A l’heure de la finale mondiale de rugby,  François Dubet donnait conférence et la salle était comble. La concurrence était rude mais la déception n’était pas de mise. En deux heures le sociologue a dressé un portrait détonant de l’école telle qu’elle ne peut plus être et telle qu’elle pourrait devenir.

 

L’école de Jules Ferry est morte, vive l’école

Pour François Dubet, nous arrivons au bout d’un cycle, celui de Jules Ferry. La massification du système scolaire s’est faite sans changer l’école. Lorsque l’école primaire n’est plus devenue la dernière étape, aucun changement n’a été opéré sur les programmes, la formation, la pédagogie, alors que plus d’élèves étaient accueillis.

Dans le portrait d’une école qui va mal, les inégalités scolaires sont pointées en premier sans qu’elles puissent être corrélées avec les inégalités sociales. Au Québec les inégalités scolaires sont plus faibles que les inégalités sociales. En France, on constate le contraire. Il y a beaucoup d’élèves trop faibles et, contrairement à l’idée reçue, nos élites sont pas si bonnes que cela comparées à d’autres pays. La massification a augmenté le niveau scolaire sauf que depuis 1996,.le niveau ne monte plus, il a tendance a baisser. Le plaisir d’apprendre devient une donnée rare. Les élèves ont peur, sont stressés, les familles aussi. Les enseignants vont mal, la carrière n’attire plus en témoigne le peu d’écho des dernières campagnes de recrutement. La perte de confiance dans l’école n’apparait pas dans les sondages mais se lit dans les pratiques avec par exemple une montée en puissance de l’enseignement privé. Dans certains quartiers, l’école est plus détestée que la police et le conseiller d’orientation est le personnage le plus haï.

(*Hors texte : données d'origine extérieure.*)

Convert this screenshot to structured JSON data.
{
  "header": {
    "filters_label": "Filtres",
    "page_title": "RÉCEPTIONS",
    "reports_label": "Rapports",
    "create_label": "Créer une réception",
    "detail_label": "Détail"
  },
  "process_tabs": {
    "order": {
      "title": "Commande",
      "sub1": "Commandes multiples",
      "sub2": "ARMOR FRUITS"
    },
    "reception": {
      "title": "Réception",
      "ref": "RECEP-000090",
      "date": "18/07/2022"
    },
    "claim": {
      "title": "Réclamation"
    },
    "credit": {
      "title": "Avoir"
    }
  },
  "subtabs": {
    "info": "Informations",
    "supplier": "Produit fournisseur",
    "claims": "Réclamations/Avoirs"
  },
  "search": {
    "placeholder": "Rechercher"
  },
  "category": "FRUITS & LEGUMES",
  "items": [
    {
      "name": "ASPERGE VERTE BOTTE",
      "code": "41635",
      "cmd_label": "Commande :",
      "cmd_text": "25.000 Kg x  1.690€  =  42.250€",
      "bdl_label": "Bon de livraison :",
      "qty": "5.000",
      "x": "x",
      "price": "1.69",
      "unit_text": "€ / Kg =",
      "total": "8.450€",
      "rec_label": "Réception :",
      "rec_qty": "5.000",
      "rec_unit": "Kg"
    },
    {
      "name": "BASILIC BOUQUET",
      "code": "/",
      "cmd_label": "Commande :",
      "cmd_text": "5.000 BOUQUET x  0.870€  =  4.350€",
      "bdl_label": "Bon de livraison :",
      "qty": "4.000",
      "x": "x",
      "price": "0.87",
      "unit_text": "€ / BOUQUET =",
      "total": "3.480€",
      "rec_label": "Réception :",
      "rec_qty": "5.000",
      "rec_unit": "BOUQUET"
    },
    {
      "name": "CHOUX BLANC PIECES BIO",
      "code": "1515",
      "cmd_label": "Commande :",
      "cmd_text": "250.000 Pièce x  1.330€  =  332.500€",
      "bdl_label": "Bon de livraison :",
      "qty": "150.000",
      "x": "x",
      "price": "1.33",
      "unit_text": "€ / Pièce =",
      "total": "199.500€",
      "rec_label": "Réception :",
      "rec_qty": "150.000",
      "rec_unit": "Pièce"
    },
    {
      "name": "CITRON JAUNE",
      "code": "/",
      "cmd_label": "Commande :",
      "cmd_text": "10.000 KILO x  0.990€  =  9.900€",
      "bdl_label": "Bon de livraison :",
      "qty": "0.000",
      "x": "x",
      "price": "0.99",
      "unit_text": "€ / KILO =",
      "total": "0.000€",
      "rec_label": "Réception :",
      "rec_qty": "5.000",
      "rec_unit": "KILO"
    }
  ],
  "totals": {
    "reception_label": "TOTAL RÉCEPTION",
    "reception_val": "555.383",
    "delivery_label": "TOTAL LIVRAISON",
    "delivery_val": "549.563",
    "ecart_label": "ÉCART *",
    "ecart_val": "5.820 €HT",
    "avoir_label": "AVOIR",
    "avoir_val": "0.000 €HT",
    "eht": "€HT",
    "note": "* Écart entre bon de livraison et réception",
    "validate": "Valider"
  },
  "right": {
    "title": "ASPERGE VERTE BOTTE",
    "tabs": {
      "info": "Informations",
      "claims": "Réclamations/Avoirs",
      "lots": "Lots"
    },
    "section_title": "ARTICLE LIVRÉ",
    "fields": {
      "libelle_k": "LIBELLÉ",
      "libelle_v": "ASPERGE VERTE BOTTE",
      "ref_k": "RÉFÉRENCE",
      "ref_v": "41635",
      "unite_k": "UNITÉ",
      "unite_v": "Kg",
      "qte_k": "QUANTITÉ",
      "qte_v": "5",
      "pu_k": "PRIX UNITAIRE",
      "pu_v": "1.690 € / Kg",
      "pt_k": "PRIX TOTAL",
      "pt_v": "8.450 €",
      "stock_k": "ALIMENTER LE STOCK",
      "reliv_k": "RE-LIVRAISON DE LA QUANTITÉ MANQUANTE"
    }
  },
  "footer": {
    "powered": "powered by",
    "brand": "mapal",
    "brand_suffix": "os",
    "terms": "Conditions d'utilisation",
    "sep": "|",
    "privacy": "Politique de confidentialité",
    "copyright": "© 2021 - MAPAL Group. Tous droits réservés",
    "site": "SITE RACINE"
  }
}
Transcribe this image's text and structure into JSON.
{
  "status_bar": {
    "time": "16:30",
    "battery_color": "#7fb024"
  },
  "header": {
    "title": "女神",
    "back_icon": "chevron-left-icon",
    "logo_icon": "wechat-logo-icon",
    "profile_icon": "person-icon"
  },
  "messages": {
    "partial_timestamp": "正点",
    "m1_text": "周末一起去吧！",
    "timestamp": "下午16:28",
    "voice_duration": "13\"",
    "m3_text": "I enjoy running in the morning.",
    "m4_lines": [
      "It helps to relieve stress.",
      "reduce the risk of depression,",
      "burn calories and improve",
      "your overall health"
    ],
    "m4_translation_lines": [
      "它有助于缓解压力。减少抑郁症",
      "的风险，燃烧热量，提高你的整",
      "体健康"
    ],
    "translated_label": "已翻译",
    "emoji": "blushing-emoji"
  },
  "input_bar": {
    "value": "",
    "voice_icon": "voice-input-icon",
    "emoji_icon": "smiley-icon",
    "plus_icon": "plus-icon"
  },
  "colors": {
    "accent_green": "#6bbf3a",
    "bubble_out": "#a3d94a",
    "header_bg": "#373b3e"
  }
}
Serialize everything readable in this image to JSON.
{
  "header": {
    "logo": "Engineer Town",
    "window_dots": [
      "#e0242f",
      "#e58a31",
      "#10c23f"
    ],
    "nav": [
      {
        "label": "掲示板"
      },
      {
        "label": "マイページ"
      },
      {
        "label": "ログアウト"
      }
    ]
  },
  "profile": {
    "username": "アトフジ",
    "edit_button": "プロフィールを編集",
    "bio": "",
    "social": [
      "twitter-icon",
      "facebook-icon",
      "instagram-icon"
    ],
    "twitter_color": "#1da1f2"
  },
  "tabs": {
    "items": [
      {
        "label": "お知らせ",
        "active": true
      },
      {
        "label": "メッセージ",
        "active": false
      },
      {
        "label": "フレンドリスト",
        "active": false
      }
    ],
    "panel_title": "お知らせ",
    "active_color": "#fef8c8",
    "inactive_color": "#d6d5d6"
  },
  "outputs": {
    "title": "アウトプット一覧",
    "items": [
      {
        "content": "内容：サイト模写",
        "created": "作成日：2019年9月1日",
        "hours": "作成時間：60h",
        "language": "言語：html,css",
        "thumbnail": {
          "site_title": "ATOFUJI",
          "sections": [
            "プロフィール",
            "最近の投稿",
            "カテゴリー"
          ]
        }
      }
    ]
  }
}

Malgré ce sombre constat, François Dubet est optimiste. La campagne électorale se jouera sur l’école. L’histoire scolaire est en train de basculer. Il ya dix ans, le sentiment d’une école française performante était partagé, aujourd’hui le malaise est reconnu. La réaction nostalgique, le rêve d’une école à la Jules Ferry est dans ce contexte tout à fait normal. Une partie de l’opinion scolaire est réactionnaire, s’invente une histoire. « Réapprenons à lire, à compter comme autrefois, foutons des claques aux gamins comme autrefois », pour François Dubet, le propos fait fausse route mais trouve un écho dans une tradition française de conservatisme. Il ya cinquante ans, ne pas avoir de certificat d’études n’affectait pas l’avenir professionnel. Aujourd’hui un enfant qui échoue à l’école vit une tragédie, il est socialement perdu. « Le cancre poétique a disparu de l’univers scolaire ». « Il faut avoir le courage de dire que l’école républicaine a été une école formidable qui a construit la république. Mais arrêtons de nous laisser berner par Brighelli, Finkelkraut qui rêvent, disent des absurdités. »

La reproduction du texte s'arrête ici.